According to the key agreement, signed in Beijing after talks between Prime Minister Manmohan Singh and his Chinese counterpart Li Keqiang, the neighbouring countries agreed to strengthen their cooperation further on the trans-border rivers through the existing Expert Level Mechanism to provide flood-season data and emergency management.
Under the new agreement, the Chinese side agreed to provide more flood data of Brahmaputra (Yarlung Zangbo as it is known in China) river from May to October instead of June to October that was in practice under the previous agreements river water agreements in 2008 and 2010.

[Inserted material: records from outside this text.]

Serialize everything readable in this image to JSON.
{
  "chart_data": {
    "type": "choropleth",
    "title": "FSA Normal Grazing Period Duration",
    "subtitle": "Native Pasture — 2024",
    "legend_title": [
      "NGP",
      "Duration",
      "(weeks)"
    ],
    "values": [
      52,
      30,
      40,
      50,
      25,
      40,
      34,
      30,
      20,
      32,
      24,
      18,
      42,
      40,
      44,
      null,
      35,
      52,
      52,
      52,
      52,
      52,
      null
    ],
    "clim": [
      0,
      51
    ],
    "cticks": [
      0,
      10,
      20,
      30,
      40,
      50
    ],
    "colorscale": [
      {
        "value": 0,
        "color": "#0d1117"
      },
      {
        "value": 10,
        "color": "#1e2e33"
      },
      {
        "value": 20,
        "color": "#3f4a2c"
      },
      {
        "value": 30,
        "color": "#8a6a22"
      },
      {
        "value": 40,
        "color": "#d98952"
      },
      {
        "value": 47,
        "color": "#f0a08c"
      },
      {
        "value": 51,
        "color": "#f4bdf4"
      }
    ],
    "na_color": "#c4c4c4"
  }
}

However, this pact does not allay India’s immediate apprehensions on the hydropower (510 MW) dam that is being built in Zangmu in the Shannan Prefecture in Tibet, official sources rued. The construction of this dam begun in 2010 and is expected to be completed in 2015.
Sources claimed that Beijing would meet the energy demands of Guangdong and Hong Kong from this project and plans to import electricity to Myanmar, Thailand, Bangladesh, Laos and Cambodia. Delhi fears that the project will decrease the flow of the river water once it enters India and also destruct the Himalayan ecosystem on the Indian side.
Earlier this year three additional dam projects were also approved and one of them has more capacity than Zangmu. A 640 MW dam will be built in Dagu, which will be located 18 km upstream of Zangmu. Another 320 MW dam will be built at Jiacha, also on the middle reaches of the Brahmaputura downstream of Zangmu.
A third dam will be built at Jiexu, 11 km upstream of Zangmu. Because of its altitude, the area is often subjected to harsh weather conditions and advanced technology is being used by China for construction of these dams.
Beijing has also built at least six smaller hydropower projects on the Yarlung Zangbo’s tributaries, which, it claims will have no impact on downstream flows. China, according to India, has not been transparent in sharing information on its hydel-power projects on Brahmaputra.